Riddely Scott's return to the sci-fi cinematic undertaking since the Alien franchise and Blade Runner, Prometheus, similarly received remarkable undulation as it it does on frowning disgust.
Although not new to the concept being a human DNA to be a possible fruit of intergalactic seeding, the movie portrays a clearer picture to the most uphill debate of the century since Charles Darwin's Evolution Theory.
The movie house, Rockwell Powerplant Mall Cinema. The movie setting, 2093. The movie plot, an exploration crew is sent out to a cosmic wilderness for an archaeological mission. After discovering cave drawings which has been dated several thousand years, they interpreted such construct to be an invitation by human race's forerunners they fondly and conveniently call "engineers", most likely to denote genetic engineers.

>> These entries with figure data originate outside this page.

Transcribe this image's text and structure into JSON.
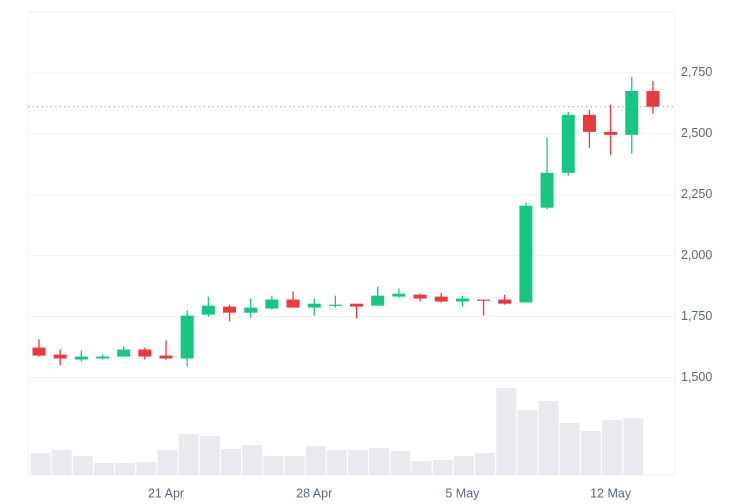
{
  "chart_data": {
    "type": "candlestick",
    "categories": [
      null,
      null,
      null,
      null,
      null,
      null,
      "21 Apr",
      null,
      null,
      null,
      null,
      null,
      null,
      "28 Apr",
      null,
      null,
      null,
      null,
      null,
      null,
      "5 May",
      null,
      null,
      null,
      null,
      null,
      null,
      "12 May",
      null,
      null
    ],
    "open": [
      1623,
      1594,
      1574,
      1578,
      1586,
      1615,
      1590,
      1578,
      1758,
      1791,
      1766,
      1783,
      1820,
      1787,
      1795,
      1803,
      1795,
      1832,
      1840,
      1832,
      1812,
      1820,
      1820,
      1808,
      2197,
      2340,
      2578,
      2508,
      2496,
      2676
    ],
    "high": [
      1656,
      1615,
      1611,
      1594,
      1627,
      1623,
      1652,
      1775,
      1832,
      1799,
      1824,
      1836,
      1853,
      1824,
      1836,
      1803,
      1873,
      1865,
      1844,
      1848,
      1836,
      1820,
      1840,
      2217,
      2484,
      2590,
      2598,
      2619,
      2734,
      2717
    ],
    "low": [
      1586,
      1549,
      1566,
      1574,
      1586,
      1574,
      1574,
      1545,
      1750,
      1730,
      1746,
      1779,
      1787,
      1754,
      1787,
      1742,
      1795,
      1828,
      1812,
      1808,
      1791,
      1754,
      1799,
      1808,
      2189,
      2328,
      2443,
      2414,
      2418,
      2582
    ],
    "close": [
      1590,
      1578,
      1586,
      1586,
      1615,
      1586,
      1578,
      1754,
      1795,
      1766,
      1787,
      1820,
      1787,
      1803,
      1799,
      1791,
      1836,
      1844,
      1824,
      1812,
      1824,
      1816,
      1803,
      2205,
      2340,
      2578,
      2508,
      2496,
      2676,
      2611
    ],
    "volume": [
      22,
      25,
      19,
      12,
      12,
      13,
      25,
      41,
      39,
      26,
      30,
      19,
      19,
      29,
      25,
      25,
      27,
      24,
      14,
      15,
      19,
      22,
      87,
      65,
      74,
      52,
      44,
      55,
      57,
      null
    ],
    "up_color": "#16c784",
    "down_color": "#ea3943",
    "volume_color": "#e9eaed",
    "ylim": [
      1100,
      3000
    ],
    "yticks": [
      {
        "value": 1500,
        "label": "1,500"
      },
      {
        "value": 1750,
        "label": "1,750"
      },
      {
        "value": 2000,
        "label": "2,000"
      },
      {
        "value": 2250,
        "label": "2,250"
      },
      {
        "value": 2500,
        "label": "2,500"
      },
      {
        "value": 2750,
        "label": "2,750"
      }
    ],
    "grid": true,
    "last_price_line": true
  }
}
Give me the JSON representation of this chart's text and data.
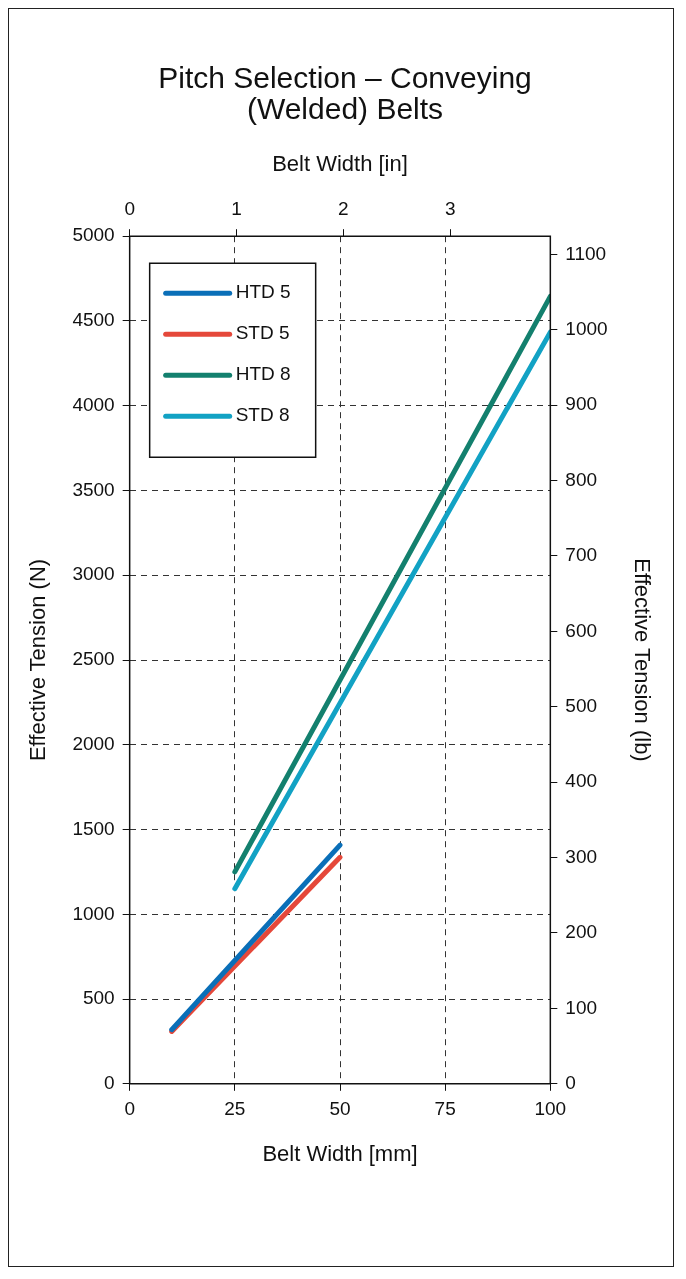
{
  "chart_data": {
    "type": "line",
    "title": "Pitch Selection – Conveying (Welded) Belts",
    "xlabel": "Belt Width [mm]",
    "x2label": "Belt Width [in]",
    "ylabel": "Effective Tension (N)",
    "y2label": "Effective Tension (lb)",
    "xlim": [
      0,
      100
    ],
    "xticks": [
      0,
      25,
      50,
      75,
      100
    ],
    "x2lim": [
      0,
      3.937
    ],
    "x2ticks": [
      0,
      1,
      2,
      3
    ],
    "ylim": [
      0,
      5000
    ],
    "yticks": [
      0,
      500,
      1000,
      1500,
      2000,
      2500,
      3000,
      3500,
      4000,
      4500,
      5000
    ],
    "y2lim": [
      0,
      1124
    ],
    "y2ticks": [
      0,
      100,
      200,
      300,
      400,
      500,
      600,
      700,
      800,
      900,
      1000,
      1100
    ],
    "grid": true,
    "legend": "top left",
    "marker": "none",
    "series": [
      {
        "name": "HTD 5",
        "color": "#0a6fb8",
        "x": [
          10,
          50
        ],
        "values": [
          319,
          1408
        ]
      },
      {
        "name": "STD 5",
        "color": "#e5483a",
        "x": [
          10,
          50
        ],
        "values": [
          309,
          1336
        ]
      },
      {
        "name": "HTD 8",
        "color": "#13806e",
        "x": [
          25,
          100
        ],
        "values": [
          1250,
          4645
        ]
      },
      {
        "name": "STD 8",
        "color": "#12a2c4",
        "x": [
          25,
          100
        ],
        "values": [
          1151,
          4434
        ]
      }
    ]
  }
}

The journey ended up in an uncharted planet, having a toxic, corrosive atmosphere, and a whole gamut of treacherous conditions.
There they encountered catacombs of giant, muscular, alabaster-biped humanoids that finally confirmed the cave drawings they have unearthed.
The movie set is mesmerizing to be close to realism and the story provocative take for both scientific understanding and religious doctrine.
For one, the only plausible way for intergalactic travel is to place the human body in a cryogenic chamber where tissues and other biological components will be preserved for the long haul.
Second, the fact that our DNA developed in just a short span of time longs for answer as to how or who propelled it. Francis Crick, world's renowned molecular biologist, stated that "genes couldn't have developed because there is not enough time for the DNA to evolve by accident." So the question is then, who sparked this drastic change to our genetic structure.
Third, it will only take 5% of our DNA to clone ourselves. What will then rest of 95% of our DNA do. The figure is just too huge to be considered a genetic waste. Geneticists theorized that DNA is the most viable to store information, information of our beginning, information of our ancestors, information science's most elusive "missing link" from the Neanderthals.
The engineers portrayed in the movie are descriptive to the one written in ancient Sumerian texts, the Nephilim, a breed of giants they exalt as those who descended form the sky.
In another side of the world, Hopi Indians from the northeastern Arizona, also foretold their casual encounters with pale, tall men who came from the stars.
Of course, the stone carvings in that planet almost resembled with the ones we have in Inca in Peru, Easter Island in the Pacific, Giza of Egypt, Pumapunku of Bolivia, and Palenque from the Mayan Culture, but that part is a another story.
So the questions remains, in our quest to seek the truth of our origin, should we divert SETI radio telescopes and look ourselves instead, microscopically, and dissect strands of our DNA to find tantalizing clues of our very beginning. Are we the hybrids of both ancient Earthly bipedal and extraterrestrial entities. If so, who are these extraterrestrials that shaped ourselves into what we are today. Where do they come from. Why did they extend their genetic lines to us. Will they return. and if they will, how are we going to accept it both scientifically and spiritually.
Whether or not we are, there's something in us that make us leap from people who simply ignite fire from the cave shelters to the kind of civilization that builds megalithic structures using only ancient tools to boot, one that our modern engineering still find hard to do.
The answer to the question for now may rely largely on our belief system, but someday truth will come out and science will be there to attest it.
Are we? Or are we not.
The movie is presented with less plotting complexity but left a whole slew of questions unanswered.